Email is a great way to get users to keep coming back to your product. It can also be a great way to lose a customer. Value and respect the fact that someone gave you their email address. It may be best to tell them up front how often they can expect to receive mail from you.
So how do you know what frequency you should send email out to hit that optimal point of return? Answer: Test. Test your email campaign frequency and determine which rate works best for your business.
5. Share with a Friend, Get $10 in Groupon Bucks
Groupon turns their customers into marketers by encouraging them to refer friends. Under the Featured Deal page, Groupon subscribers see this:
If they click:
The person can only get the $10 when their friend buys a deal. They don’t get $10 just for signing up a person.
The cost for Groupon to run this is $10 per person. According to Quora, the lifetime value of a Groupon customer is around $25-$35. Groupon profit with this referral would be around $20.

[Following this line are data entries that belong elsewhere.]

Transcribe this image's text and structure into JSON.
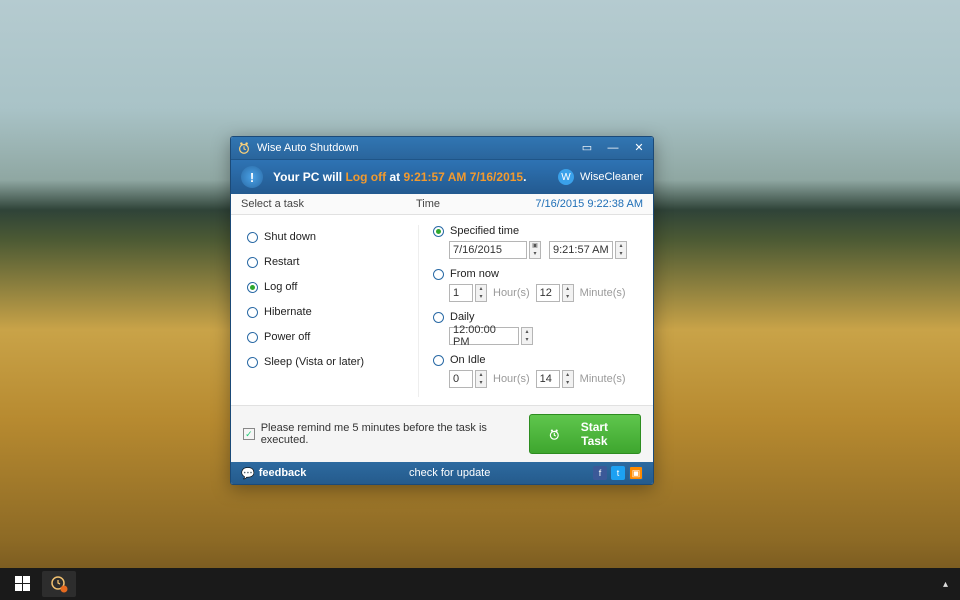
{
  "titlebar": {
    "title": "Wise Auto Shutdown"
  },
  "banner": {
    "prefix": "Your PC will ",
    "action": "Log off",
    "mid": " at ",
    "time": "9:21:57 AM 7/16/2015",
    "suffix": ".",
    "brand": "WiseCleaner"
  },
  "columns": {
    "task": "Select a task",
    "time": "Time",
    "datetime": "7/16/2015 9:22:38 AM"
  },
  "tasks": {
    "shutdown": "Shut down",
    "restart": "Restart",
    "logoff": "Log off",
    "hibernate": "Hibernate",
    "poweroff": "Power off",
    "sleep": "Sleep (Vista or later)"
  },
  "time_opts": {
    "specified": {
      "label": "Specified time",
      "date": "7/16/2015",
      "clock": "9:21:57 AM"
    },
    "fromnow": {
      "label": "From now",
      "hours": "1",
      "hours_lbl": "Hour(s)",
      "minutes": "12",
      "minutes_lbl": "Minute(s)"
    },
    "daily": {
      "label": "Daily",
      "clock": "12:00:00 PM"
    },
    "idle": {
      "label": "On Idle",
      "hours": "0",
      "hours_lbl": "Hour(s)",
      "minutes": "14",
      "minutes_lbl": "Minute(s)"
    }
  },
  "action": {
    "remind": "Please remind me 5 minutes before the task is executed.",
    "start": "Start Task"
  },
  "footer": {
    "feedback": "feedback",
    "update": "check for update"
  }
}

Facebook is (as of January 2010) easily the biggest referrer for Groupon. This tells of the powerful synergy of combining referrals and social media.
What’s the lifetime value of one of your customers? Once you know it, try a referral system similar to Groupon’s. Don’t just have an option for emailing, make it possible for them to get referrals via social media.
Watch out for fraud, some customers may refer a friend, have the friend signup, and later the friend will cancel their account. Consider building a system that can reverse the transaction if fraudulent activities occur.
6. Buy for a Friend
In yet another way Groupon turns customers into marketers, they allow subscribers to buy for a friend. If the friend is not a subscriber to Groupon, they get a nice introduction to it by receiving a free deal & see what process is like with Groupon.
Your customers certainly know someone who could use your software. It may not work great, but try having a ‘Buy for a Friend’ or ‘Give [enter product name] to a friend’. For most businesses, customers would rather refer, but some unique businesses may be better served by a ‘Buy for a Friend’ function.
7. Their Brilliant Copy
You’ve likely noticed that outside of the daily deals, Groupon posts a “Groupon Guide to [enter something weird here]” or something similar. These short, humorous “guides” are quite popular. Each one gets at least around 90-120 Likes, all of which drive traffic to the Groupon website and offer page.
It’s not about adding a bunch of different components to your website and attaching the Like and Tweet button to it. If you have something valuable that you think people will want to share, whether it’s a product page, funny video you made, or great copy.